Vampyr


Vampyr

(pop culture)

Made the same year as the film Dracula (1931), Vampyr, having been forgotten by all but the most devoted students of the horror genre, has nevertheless been regarded by some critics of classical horror films as the best such motion picture ever made. Vampyr was produced and directed by Carl Theodor Dreyer, who also, with the assistance of Christen Jul, wrote the script. The film was purportedly modeled on Sheridan Le Fanu‘s “Carmilla”, but the only similarity seems to be Dreyer’s use of a female vampire.

The film opens with David Gray (played by Julian West) arriving in a European village only to discover that a room had already been booked for him at the local inn. That evening he was visited by an old man (Maurice Schultz) who gave him a package to be opened in case of his death. After the man mysteriously disappeared, Gray wondered if it was all a dream, although he still possessed the package. Unable to sleep, he went for a walk. He followed a disconnected shadow that led him to the local manor house. There he met the man, who turned out to be the owner of the mansion, and one of his daughters, Gisele (Rena Mandel). While Gray visited with Schultz, the latter was shot and killed. Gray then learned that Schultz’s other daughter, Leone (Sybille Schmitz), was manifesting some strange symptoms. Upon opening the package after Schultz was shot, Gray found a book on vampires. Leone, who had been wandering about in her sleep, was discovered out on the grounds with an old woman, Margueritte Chopin (Henriette Gerard), hovering over her. Because Leone had lost a lot of blood, Gray offered her a transfusion of his own blood. While giving the transfusion Gray had an hallucination in which he was being buried alive. Through a window in the coffin he saw the old woman’s face staring at him. He realized that she was a vampire and that a doctor he had met earlier was her assistant. After the hallucination, he awakened in the local cemetery. Accompanied by a servant from the manor house, he found the old woman’s grave, and together they killed her by staking her with an iron pole. The spirits of those whom she had killed then arose to attack and kill the vampire’s human cohorts, including the doctor.

Carl Dreyer (the film’s producer and director) was known for his artistic attention to a mood of terror rather than any graphic presentation of horrific action. In Vampyr he slowly developed an environment that was supernatural and disjointed and in which the vampire’s presence was strongly felt but rarely seen. The terror was suggested early, especially as Gray followed the shadow, which led him to a place where more disconnected shadows dance to some loud music. The old woman appeared, and as she raised her arms and demanded quiet, the music suddenly stopped.

To add even more to the atmosphere of total terror, Dreyer also had the picture filmed with some light leaking into the camera, thus producing a foggy quality on the finished film. To enhance the exact quality he wanted in the characters, Dreyer recruited non-actors to play the various roles. Only Sybille Schmitz and Maurice Schultz were professionals. Dreyer allowed the film’s plot to develop slowly, thus inviting viewers to participate in the film through their imagination. In the face of competing horror epics, however, the effect was to leave most audiences bored and to deny the film commercial success. Dreyer’s artistic accomplishment was understood and appreciated by very few. In the United States, a condensed version of the film, with a voice-over narration, was issued as the Castle of Doom, but it too failed to attract a significant audience.

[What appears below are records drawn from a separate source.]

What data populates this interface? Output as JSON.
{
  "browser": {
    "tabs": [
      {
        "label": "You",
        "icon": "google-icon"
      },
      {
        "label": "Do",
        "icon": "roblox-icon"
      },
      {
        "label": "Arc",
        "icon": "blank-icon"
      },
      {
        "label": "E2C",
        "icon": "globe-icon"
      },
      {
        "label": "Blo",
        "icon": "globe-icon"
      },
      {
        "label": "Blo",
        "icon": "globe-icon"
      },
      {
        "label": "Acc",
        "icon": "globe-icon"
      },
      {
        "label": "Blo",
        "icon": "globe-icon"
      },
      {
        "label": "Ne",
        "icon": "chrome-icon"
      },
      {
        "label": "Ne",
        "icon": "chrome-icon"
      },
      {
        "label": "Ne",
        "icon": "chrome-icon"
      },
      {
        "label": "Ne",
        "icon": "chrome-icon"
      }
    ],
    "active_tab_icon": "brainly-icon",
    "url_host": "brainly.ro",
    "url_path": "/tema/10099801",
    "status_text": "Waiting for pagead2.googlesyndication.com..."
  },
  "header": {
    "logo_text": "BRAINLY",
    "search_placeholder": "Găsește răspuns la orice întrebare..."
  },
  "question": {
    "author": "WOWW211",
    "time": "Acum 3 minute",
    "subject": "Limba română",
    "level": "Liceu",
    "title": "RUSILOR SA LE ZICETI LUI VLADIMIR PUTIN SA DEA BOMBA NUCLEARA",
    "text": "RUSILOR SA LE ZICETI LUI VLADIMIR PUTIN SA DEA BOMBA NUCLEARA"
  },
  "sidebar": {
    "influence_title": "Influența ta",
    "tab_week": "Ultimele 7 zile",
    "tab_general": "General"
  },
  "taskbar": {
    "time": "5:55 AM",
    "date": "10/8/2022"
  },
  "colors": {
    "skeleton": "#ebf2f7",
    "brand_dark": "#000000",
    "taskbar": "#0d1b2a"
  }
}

A DVD copy of Vampyr was issued in 2008 in the Criterion Collection, a series of classic and contemporary films, published using the best technical advancements along with original supplements. In this case, the two-disc set included a 1958 radio broadcast of Dreyer reading an essay about filmmaking, a documentary by Jörgen Roos on Dreyer’s career, an essay by Casper Tybjerg about influences on Dreyer’s Vampyr, and a supplemental book of essays on the film.

Sources:

Bordwell, David. The Films of Carl-Theodor Dreyer. Berkeley: University of California Press, 1981. 251 pp.Dreyer, Carl Theodor. Four Screen Plays. Translated by Oliver Stallybrass. Bloomington, IN: Indiana University Press, 1970. 312 pp.Everson, William K. Classics of the Horror Film. New York: Carol Publishing, 1974. 247 pp.Rudkin, David. Vampyr. London: British Film Institute, 2008.